Can we inherit the DataLoader class? If so, are there any specific restrictions to it?
I know we can do so for the Dataset class, but I need to know specifically about the DataLoader.

Specifically I need to process the “per-worker” (DataLoader multiprocessing) return values from the dataset __get_item__ calls and return the processed output to my main program.
The only way I see it is to inherit the DataLoader module, modify the worker classes to include my desired changes.
Are there any other “cleaner” ways to do this rather than the above?
Also not sure if collate_fn could work here?

Would really appreciate the help!
Thanks…

ptrblck · June 24, 2022, 7:06am

I think a custom collate_fn should work as you would get all samples from the current batch loaded in this worker process and could then process it further if needed.

sohomb · June 24, 2022, 4:59pm

@ptrblck Thanks for the response…
So, I guess whatever custom code I include in collate_fn would work on the samples at a “batch” level.
Is there any alternative – if I wanted the processing to be done at a single “sample” level?
Or should I employ unpacking the batch and work on each of the samples?

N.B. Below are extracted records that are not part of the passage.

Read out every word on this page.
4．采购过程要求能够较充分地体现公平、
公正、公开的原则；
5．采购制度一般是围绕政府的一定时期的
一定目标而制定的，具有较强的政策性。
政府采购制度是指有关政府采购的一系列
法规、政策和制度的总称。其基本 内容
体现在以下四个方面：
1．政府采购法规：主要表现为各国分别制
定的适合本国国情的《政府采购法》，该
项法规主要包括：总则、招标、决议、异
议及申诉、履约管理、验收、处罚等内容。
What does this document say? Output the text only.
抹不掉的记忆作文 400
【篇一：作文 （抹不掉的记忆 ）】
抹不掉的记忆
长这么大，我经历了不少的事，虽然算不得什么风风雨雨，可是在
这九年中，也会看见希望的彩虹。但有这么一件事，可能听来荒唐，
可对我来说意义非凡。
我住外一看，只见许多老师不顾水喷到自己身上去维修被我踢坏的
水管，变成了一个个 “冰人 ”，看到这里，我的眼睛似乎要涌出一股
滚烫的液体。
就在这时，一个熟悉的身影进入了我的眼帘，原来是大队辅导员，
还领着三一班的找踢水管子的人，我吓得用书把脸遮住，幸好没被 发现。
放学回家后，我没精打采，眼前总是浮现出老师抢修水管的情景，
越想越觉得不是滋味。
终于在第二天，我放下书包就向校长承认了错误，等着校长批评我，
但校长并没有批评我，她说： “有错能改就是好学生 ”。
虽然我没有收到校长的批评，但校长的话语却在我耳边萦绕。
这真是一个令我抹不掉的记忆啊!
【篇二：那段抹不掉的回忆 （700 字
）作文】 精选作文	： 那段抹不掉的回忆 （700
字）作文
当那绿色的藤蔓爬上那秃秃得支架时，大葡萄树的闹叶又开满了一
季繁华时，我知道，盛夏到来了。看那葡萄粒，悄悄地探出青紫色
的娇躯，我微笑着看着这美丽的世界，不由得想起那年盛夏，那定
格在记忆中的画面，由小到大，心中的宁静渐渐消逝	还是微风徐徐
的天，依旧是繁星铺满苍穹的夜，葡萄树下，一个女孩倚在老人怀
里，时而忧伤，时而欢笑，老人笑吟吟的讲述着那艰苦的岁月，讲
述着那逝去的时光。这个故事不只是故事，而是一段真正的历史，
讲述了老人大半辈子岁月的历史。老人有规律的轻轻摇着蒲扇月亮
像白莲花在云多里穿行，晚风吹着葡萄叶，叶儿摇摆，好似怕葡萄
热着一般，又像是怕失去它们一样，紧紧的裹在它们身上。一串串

ptrblck · June 24, 2022, 8:17pm

If you want to process each sample, you could perform these operation in the Dataset.__getitem__ method. I’m unsure about the worker-specific processing idea, but in case you need to get the worker id you could use:

worker_info = torch.utils.data.get_worker_info()
if worker_info is not None:
    worker_id = worker_info.id

inside the __getitem__.

sohomb · June 28, 2022, 3:55pm

Thanks for your help…!
I was able to work it out with a combination of namedtuple returns from the __get_item__ calls with the specific worker_id calls (as mentioned above) and a custom collate_fn implementation.